Much of what it describes as ‘always controversial’ is all too frequently rationalised against a series of subdivisions that were registered by the Queensland Government in the early eighties. What is rarely offered, by way of qualification, is that this decision was made in favour of competing interests that sought substantive removal of rainforest for sugar-cane cropping, on lands that had been held under freehold title for much of the preceding century. With a full disclosure of historical fact, the decision to oppose the expansion of sugar-cane was remarkably enlightened in its protection of an extraordinary rainforest habitat.
Not that the significant number of residential properties, with existing-use-rights, was without concern; indeed, if all twelve-hundred properties were developed to capacity, there would have been significant habitat losses. In recognition of these concerns, $23million was allocated in the mid-nineties for voluntary acquisition and conversion to National Park.

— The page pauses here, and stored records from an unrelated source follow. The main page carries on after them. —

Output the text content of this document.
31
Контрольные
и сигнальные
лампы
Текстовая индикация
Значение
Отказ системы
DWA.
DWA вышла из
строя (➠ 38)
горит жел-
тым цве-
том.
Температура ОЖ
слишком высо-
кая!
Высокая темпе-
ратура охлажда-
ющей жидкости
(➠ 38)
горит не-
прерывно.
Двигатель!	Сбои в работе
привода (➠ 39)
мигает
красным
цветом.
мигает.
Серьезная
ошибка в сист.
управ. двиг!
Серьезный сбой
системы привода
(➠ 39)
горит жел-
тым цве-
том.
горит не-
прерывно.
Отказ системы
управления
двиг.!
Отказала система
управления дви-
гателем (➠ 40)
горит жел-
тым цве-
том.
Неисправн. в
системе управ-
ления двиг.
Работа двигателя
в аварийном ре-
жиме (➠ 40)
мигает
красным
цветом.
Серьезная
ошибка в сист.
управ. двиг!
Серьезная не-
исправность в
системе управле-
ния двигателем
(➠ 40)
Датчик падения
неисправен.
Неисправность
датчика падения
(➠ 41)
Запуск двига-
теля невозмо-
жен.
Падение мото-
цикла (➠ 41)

For resolution of outstanding concerns at the conclusion of this program, the Daintree Futures Study was undertaken and submitted to the Wet Tropics Ministerial Council. Three spheres of government were to sign a Memorandum Of Agreement to endorse its recommendations, including the package of financial contributions from Commonwealth and Queensland Governments and the Douglas Shire Council.
The Queensland Government was to allocate $16.1million to Ergon to supply grid electricity, but the Queensland Minister for Mines and Energy effectively circumvented the requirement by authorising an amended policy that prohibited the supply of electricity using a network and excised the Daintree region from Ergon’s distribution area.
The Douglas Shire Council was to collect an extra $1million from the Daintree River ferry over five years, but its specific purpose tourism/conservation levy was ultimately ruled illegal by the Queensland Supreme Court.
The Commonwealth government was to underwrite a $10million Daintree Land Trust, however, the Ministerial Council rather agreed to fund $300,000 each from Commonwealth and Queensland governments and an additional $400,000 outstanding from the previous $23million, to establish a $1million seeding grant for the ARF, as described in the above-mentioned explanation.
Tens of millions of dollars have been poured into ‘Daintree Conservation’ over the years, with changing names on title, covenants, property boundaries being reconfigured and development rights expropriated. There is little debate that this area of outstanding conservation value should be protected and to the greatest possible extent. To this end, its resident community has been regulated into a conservation land-use function, but what it requires, more than anything else, is an appropriate economy and one that is not contingent upon development. So far, none of the ‘rescue programs’ have managed to provide this requirement.
As a relatively recent land-holder, the ARF is grappling with the same conservation challenges as all landholders within the Daintree; its application for compensation for loss of development rights is an expression of an economic lack of choice.